Sie und ihre Kollegen arbeiten neben vielen anderen Einrichtungen beispielsweise mit dem Jugendamt, dem Gesundheitsamt, dem Schulamt, dem Sozialamt, der Schwangerschafts- und Sexualberatung, der Schuldnerberatung, mit Kinderheimen, dem Landesverwaltungsamt, der Polizei, mit Krankenhäusern und dem Flüchtlingsrat zusammen.
"Wo andere Instanzen Grenzen haben und ihnen von Rechts wegen ab einem bestimmten Punkt die Hände gebunden sind, können wir weiter vermitteln." So kann sich jeder an die Beratungsstelle wenden, der das Gefühl hat, mit seinen Problemen allein nicht weiterzukommen.
Seit dem Erlass des neuen Familiengesetzes ziehen die Familiengerichte Beratungsstellen wie den Paritätischen außerdem mit in Urteile ein.

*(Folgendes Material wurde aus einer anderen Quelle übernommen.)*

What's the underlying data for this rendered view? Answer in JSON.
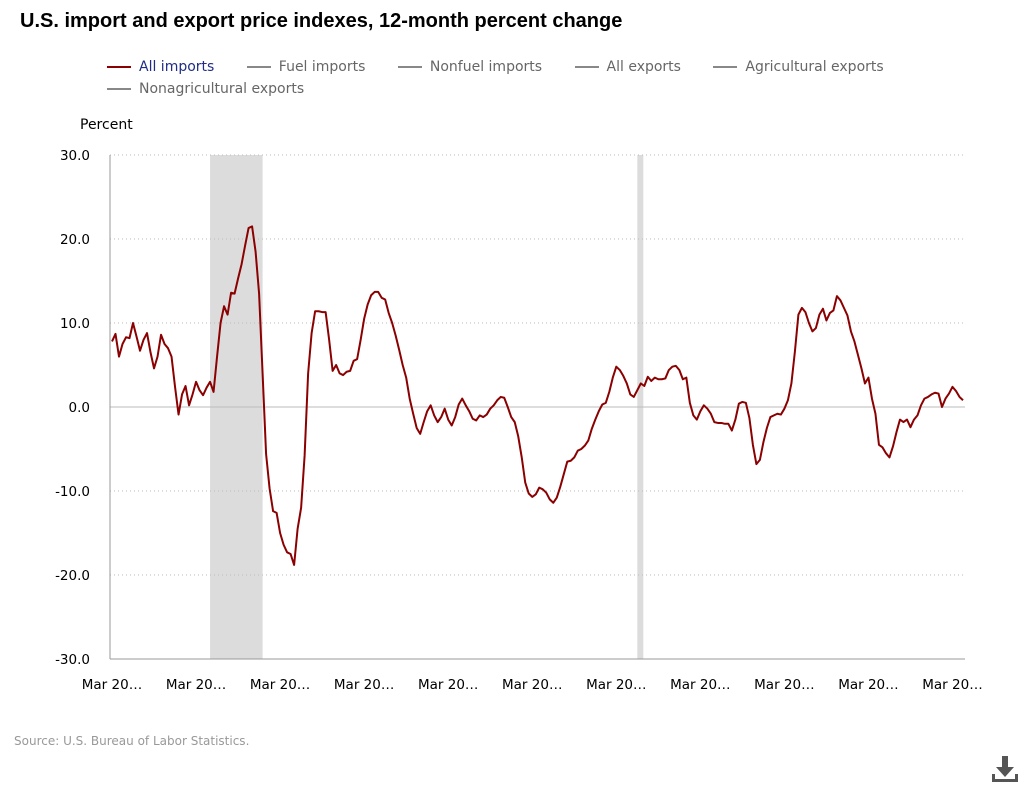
{
  "title": "U.S. import and export price indexes, 12-month percent change",
  "legend": [
    {
      "label": "All imports",
      "active": true
    },
    {
      "label": "Fuel imports",
      "active": false
    },
    {
      "label": "Nonfuel imports",
      "active": false
    },
    {
      "label": "All exports",
      "active": false
    },
    {
      "label": "Agricultural exports",
      "active": false
    },
    {
      "label": "Nonagricultural exports",
      "active": false
    }
  ],
  "source": "Source: U.S. Bureau of Labor Statistics.",
  "download_icon": "download-icon",
  "colors": {
    "series": "#8b0000",
    "recession_band": "#dcdcdc",
    "legend_active_text": "#1f2d86",
    "legend_inactive": "#888888"
  },
  "chart_data": {
    "type": "line",
    "ylabel": "Percent",
    "ylim": [
      -30,
      30
    ],
    "y_ticks": [
      "30.0",
      "20.0",
      "10.0",
      "0.0",
      "-10.0",
      "-20.0",
      "-30.0"
    ],
    "x_tick_labels": [
      "Mar 20…",
      "Mar 20…",
      "Mar 20…",
      "Mar 20…",
      "Mar 20…",
      "Mar 20…",
      "Mar 20…",
      "Mar 20…",
      "Mar 20…",
      "Mar 20…",
      "Mar 20…"
    ],
    "grid": "horizontal dotted",
    "legend_position": "top",
    "shaded_periods_month_index": [
      [
        28,
        43
      ],
      [
        150,
        151
      ]
    ],
    "series": [
      {
        "name": "All imports",
        "values": [
          7.8,
          8.7,
          6.0,
          7.5,
          8.3,
          8.2,
          10.0,
          8.4,
          6.7,
          8.0,
          8.8,
          6.5,
          4.6,
          6.0,
          8.6,
          7.5,
          7.0,
          6.0,
          2.4,
          -0.9,
          1.5,
          2.5,
          0.2,
          1.5,
          3.0,
          2.0,
          1.4,
          2.3,
          3.0,
          1.8,
          6.0,
          10.0,
          12.0,
          11.0,
          13.6,
          13.5,
          15.3,
          17.0,
          19.2,
          21.3,
          21.5,
          18.5,
          13.5,
          4.0,
          -5.6,
          -9.7,
          -12.4,
          -12.6,
          -15.0,
          -16.4,
          -17.3,
          -17.5,
          -18.8,
          -14.5,
          -12.0,
          -5.8,
          4.0,
          8.8,
          11.4,
          11.4,
          11.3,
          11.3,
          8.0,
          4.3,
          5.0,
          4.0,
          3.8,
          4.2,
          4.3,
          5.5,
          5.7,
          8.0,
          10.5,
          12.2,
          13.3,
          13.7,
          13.7,
          13.0,
          12.8,
          11.2,
          10.0,
          8.5,
          6.8,
          5.0,
          3.5,
          1.0,
          -0.8,
          -2.5,
          -3.2,
          -1.8,
          -0.5,
          0.2,
          -1.0,
          -1.8,
          -1.2,
          -0.2,
          -1.5,
          -2.2,
          -1.2,
          0.3,
          1.0,
          0.2,
          -0.5,
          -1.4,
          -1.6,
          -1.0,
          -1.2,
          -0.9,
          -0.2,
          0.2,
          0.8,
          1.2,
          1.1,
          0.0,
          -1.2,
          -1.8,
          -3.5,
          -6.0,
          -9.0,
          -10.3,
          -10.7,
          -10.4,
          -9.6,
          -9.8,
          -10.2,
          -11.0,
          -11.4,
          -10.8,
          -9.5,
          -8.0,
          -6.5,
          -6.4,
          -6.0,
          -5.2,
          -5.0,
          -4.6,
          -4.0,
          -2.6,
          -1.5,
          -0.5,
          0.3,
          0.5,
          1.8,
          3.5,
          4.8,
          4.4,
          3.7,
          2.8,
          1.5,
          1.2,
          2.0,
          2.8,
          2.5,
          3.6,
          3.1,
          3.5,
          3.3,
          3.3,
          3.4,
          4.4,
          4.8,
          4.9,
          4.4,
          3.3,
          3.5,
          0.5,
          -1.0,
          -1.5,
          -0.5,
          0.2,
          -0.2,
          -0.8,
          -1.8,
          -1.9,
          -1.9,
          -2.0,
          -2.0,
          -2.8,
          -1.5,
          0.4,
          0.6,
          0.5,
          -1.3,
          -4.5,
          -6.8,
          -6.3,
          -4.2,
          -2.5,
          -1.2,
          -1.0,
          -0.8,
          -0.9,
          -0.2,
          0.8,
          2.8,
          6.6,
          11.0,
          11.8,
          11.3,
          10.0,
          9.0,
          9.4,
          11.0,
          11.7,
          10.3,
          11.2,
          11.5,
          13.2,
          12.7,
          11.8,
          10.9,
          9.0,
          7.8,
          6.2,
          4.6,
          2.8,
          3.5,
          1.0,
          -0.8,
          -4.5,
          -4.8,
          -5.5,
          -6.0,
          -4.7,
          -3.0,
          -1.5,
          -1.8,
          -1.5,
          -2.4,
          -1.5,
          -1.0,
          0.2,
          1.0,
          1.2,
          1.5,
          1.7,
          1.6,
          0.0,
          1.0,
          1.6,
          2.4,
          1.9,
          1.2,
          0.8
        ]
      }
    ]
  }
}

Sie fungieren in diesem Fall als Mediatoren und sollen die Kommunikation zwischen zwei Parteien anleiten. "Oft sind das hoch strittige Familien, wie wir sie nennen", sagt Evelyn Brademann und erzählt, dass unter solchen Angelegenheiten manchmal schon Härtefälle wie der Verdacht auf sexuellen Missbrauch zu finden seien.
Angeboten werden auch Beratungen für Mitarbeiter aus sozialen und pädagogischen Bereichen. "Diese werden nur leider viel zu selten genutzt, weil gerade Lehrer oder Erzieher denken, wir wollen sie mit erhobenem Zeigefinger belehren." Dabei gilt das Angebot des Paritätischen eher dem fachlichen Austausch, der ja bekanntlich in jedem Beruf förderlich sein kann. "In manchen Fällen wäre auch nur eine Aussage von Lehrern hilfreich, um ein rundes Bild der Situation zu bekommen, in der sich die Kinder befinden. Aber viele sperren sich richtig dagegen", sagt Evelyn Brademann aus Erfahrung.

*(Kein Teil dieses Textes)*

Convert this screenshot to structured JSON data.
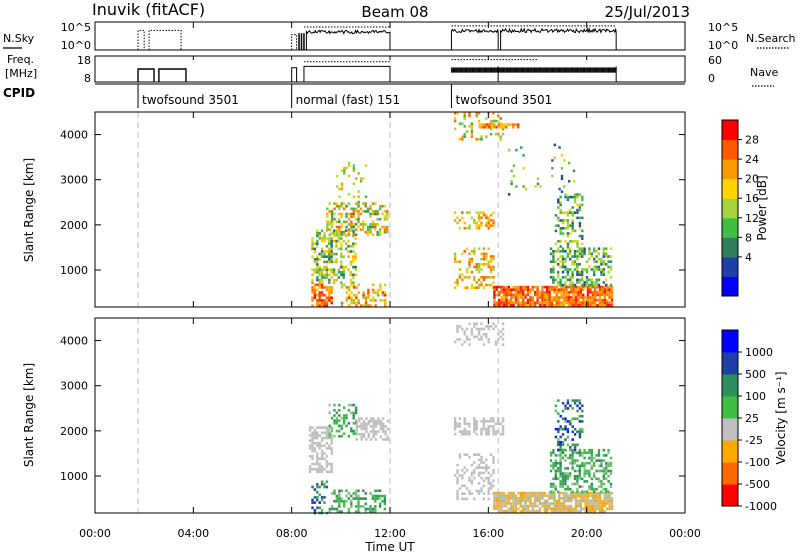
{
  "header": {
    "title": "Inuvik (fitACF)",
    "beam": "Beam 08",
    "date": "25/Jul/2013"
  },
  "strips": {
    "nsky_label": "N.Sky",
    "nsky_ticks": [
      "10^5",
      "10^0"
    ],
    "nsearch_label": "N.Search",
    "nsearch_ticks": [
      "10^5",
      "10^0"
    ],
    "freq_label_1": "Freq.",
    "freq_label_2": "[MHz]",
    "freq_ticks": [
      "18",
      "8"
    ],
    "nave_label": "Nave",
    "nave_ticks": [
      "60",
      "0"
    ],
    "cpid_label": "CPID",
    "cpid_segments": [
      {
        "label": "twofsound 3501",
        "start": 1.75,
        "end": 8.0
      },
      {
        "label": "normal (fast) 151",
        "start": 8.0,
        "end": 14.5
      },
      {
        "label": "twofsound 3501",
        "start": 14.5,
        "end": 24.0
      }
    ]
  },
  "panels": {
    "ylabel": "Slant Range [km]",
    "xlabel": "Time UT",
    "power_cbar_label": "Power [dB]",
    "power_cbar_ticks": [
      "28",
      "24",
      "20",
      "16",
      "12",
      "8",
      "4"
    ],
    "velocity_cbar_label": "Velocity [m s⁻¹]",
    "velocity_cbar_ticks": [
      "1000",
      "500",
      "100",
      "25",
      "-25",
      "-100",
      "-500",
      "-1000"
    ]
  },
  "colors": {
    "power_scale": [
      "#0000ff",
      "#1f3fa8",
      "#2f7f5f",
      "#3fbf3f",
      "#a6d23c",
      "#ffd400",
      "#ff9a00",
      "#ff5a00",
      "#ff0000"
    ],
    "velocity_scale": [
      "#ff0000",
      "#ff6a00",
      "#ffaa00",
      "#bfbfbf",
      "#3fbf3f",
      "#2f8f5f",
      "#1f3fa8",
      "#0000ff"
    ],
    "ground_scatter": "#bfbfbf",
    "dashed_time_markers": "#c8c8c8"
  },
  "chart_data": {
    "type": "heatmap",
    "title": "Inuvik (fitACF)",
    "xlabel": "Time UT",
    "ylabel": "Slant Range [km]",
    "xlim": [
      0,
      24
    ],
    "ylim": [
      180,
      4500
    ],
    "x_tick_labels": [
      "00:00",
      "04:00",
      "08:00",
      "12:00",
      "16:00",
      "20:00",
      "00:00"
    ],
    "x_ticks": [
      0,
      4,
      8,
      12,
      16,
      20,
      24
    ],
    "y_ticks": [
      1000,
      2000,
      3000,
      4000
    ],
    "y_tick_labels": [
      "1000",
      "2000",
      "3000",
      "4000"
    ],
    "dashed_markers_hours": [
      1.75,
      12.0,
      16.4
    ],
    "power_panel": {
      "colorbar_range_dB": [
        0,
        32
      ],
      "patches": [
        {
          "t": [
            8.8,
            9.6
          ],
          "r": [
            200,
            700
          ],
          "dB": [
            20,
            32
          ],
          "density": 0.7
        },
        {
          "t": [
            8.8,
            10.6
          ],
          "r": [
            700,
            1900
          ],
          "dB": [
            6,
            24
          ],
          "density": 0.45
        },
        {
          "t": [
            9.4,
            11.9
          ],
          "r": [
            1800,
            2500
          ],
          "dB": [
            8,
            28
          ],
          "density": 0.5
        },
        {
          "t": [
            10.0,
            11.8
          ],
          "r": [
            200,
            700
          ],
          "dB": [
            14,
            30
          ],
          "density": 0.45
        },
        {
          "t": [
            9.8,
            11.0
          ],
          "r": [
            2500,
            3400
          ],
          "dB": [
            10,
            24
          ],
          "density": 0.12
        },
        {
          "t": [
            14.6,
            16.6
          ],
          "r": [
            3900,
            4500
          ],
          "dB": [
            10,
            28
          ],
          "density": 0.25
        },
        {
          "t": [
            15.6,
            17.2
          ],
          "r": [
            4150,
            4250
          ],
          "dB": [
            20,
            30
          ],
          "density": 0.8
        },
        {
          "t": [
            14.6,
            16.2
          ],
          "r": [
            1900,
            2300
          ],
          "dB": [
            14,
            28
          ],
          "density": 0.45
        },
        {
          "t": [
            14.6,
            16.2
          ],
          "r": [
            600,
            1500
          ],
          "dB": [
            14,
            28
          ],
          "density": 0.3
        },
        {
          "t": [
            16.2,
            21.0
          ],
          "r": [
            200,
            650
          ],
          "dB": [
            22,
            32
          ],
          "density": 0.85
        },
        {
          "t": [
            18.5,
            21.0
          ],
          "r": [
            650,
            1500
          ],
          "dB": [
            4,
            20
          ],
          "density": 0.5
        },
        {
          "t": [
            18.7,
            19.8
          ],
          "r": [
            1500,
            2700
          ],
          "dB": [
            4,
            20
          ],
          "density": 0.4
        },
        {
          "t": [
            16.8,
            19.5
          ],
          "r": [
            2700,
            3800
          ],
          "dB": [
            4,
            20
          ],
          "density": 0.05
        }
      ]
    },
    "velocity_panel": {
      "colorbar_range_ms": [
        -1000,
        1000
      ],
      "patches": [
        {
          "t": [
            8.7,
            9.6
          ],
          "r": [
            1100,
            2100
          ],
          "v": "ground",
          "density": 0.55
        },
        {
          "t": [
            9.5,
            10.6
          ],
          "r": [
            1900,
            2600
          ],
          "v": [
            -100,
            500
          ],
          "density": 0.35
        },
        {
          "t": [
            10.6,
            11.9
          ],
          "r": [
            1800,
            2300
          ],
          "v": "ground",
          "density": 0.6
        },
        {
          "t": [
            8.8,
            9.4
          ],
          "r": [
            200,
            900
          ],
          "v": [
            100,
            1000
          ],
          "density": 0.45
        },
        {
          "t": [
            9.5,
            11.8
          ],
          "r": [
            200,
            700
          ],
          "v": [
            -100,
            500
          ],
          "density": 0.45
        },
        {
          "t": [
            14.6,
            16.6
          ],
          "r": [
            1900,
            2300
          ],
          "v": "ground",
          "density": 0.5
        },
        {
          "t": [
            14.6,
            16.6
          ],
          "r": [
            3900,
            4400
          ],
          "v": "ground",
          "density": 0.3
        },
        {
          "t": [
            14.6,
            16.2
          ],
          "r": [
            500,
            1500
          ],
          "v": "ground",
          "density": 0.35
        },
        {
          "t": [
            16.2,
            21.0
          ],
          "r": [
            200,
            650
          ],
          "v": [
            -500,
            -25
          ],
          "density": 0.85
        },
        {
          "t": [
            18.5,
            21.0
          ],
          "r": [
            650,
            1600
          ],
          "v": [
            -100,
            500
          ],
          "density": 0.5
        },
        {
          "t": [
            18.7,
            19.8
          ],
          "r": [
            1600,
            2700
          ],
          "v": [
            25,
            1000
          ],
          "density": 0.35
        }
      ]
    }
  }
}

Unwissenheit und Angst erschweren auch die Arbeit mit den Klienten. Viele wissen nämlich gar nicht, dass die Beratungsstelle in vielen Lebenslagen hilft. So werden neben Familien- und Einzelgesprächen auch Kommunikations-, Konzentrations- und Selbstsicherheitstrainings angeboten, Trennungs- und Scheidungsberatungen sowie Entwicklungs-, Leitstungs- und Persönlichkeitsdiagnostiken.
"Das einzige Manko ist, dass wir so großen Zulauf und zu wenige Mitarbeiter haben, daher kann es manchmal etwas dauern, bis man einen persönlichen Beratungstermin bekommt", schildert Evelyn Brademann. Ein offenes Ohr ist dennoch für jedermann vorhanden und der Besuch der Beratungsstelle freiwillig, kostenlos und auf Wunsch anonym.
Sie befindet sich in der Süplinger Straße 35 in Haldensleben und ist montags und dienstags von 8 bis 18 Uhr geöffnet, mittwochs und donnerstags von 8 bis 15 Uhr und freitags von 8 bis 12 Uhr. Telefonische Beratung bekommt man an jedem Werktag von 8 bis 9 Uhr sowie von 12 bis 13 Uhr unter der Nummer (03904) 41468.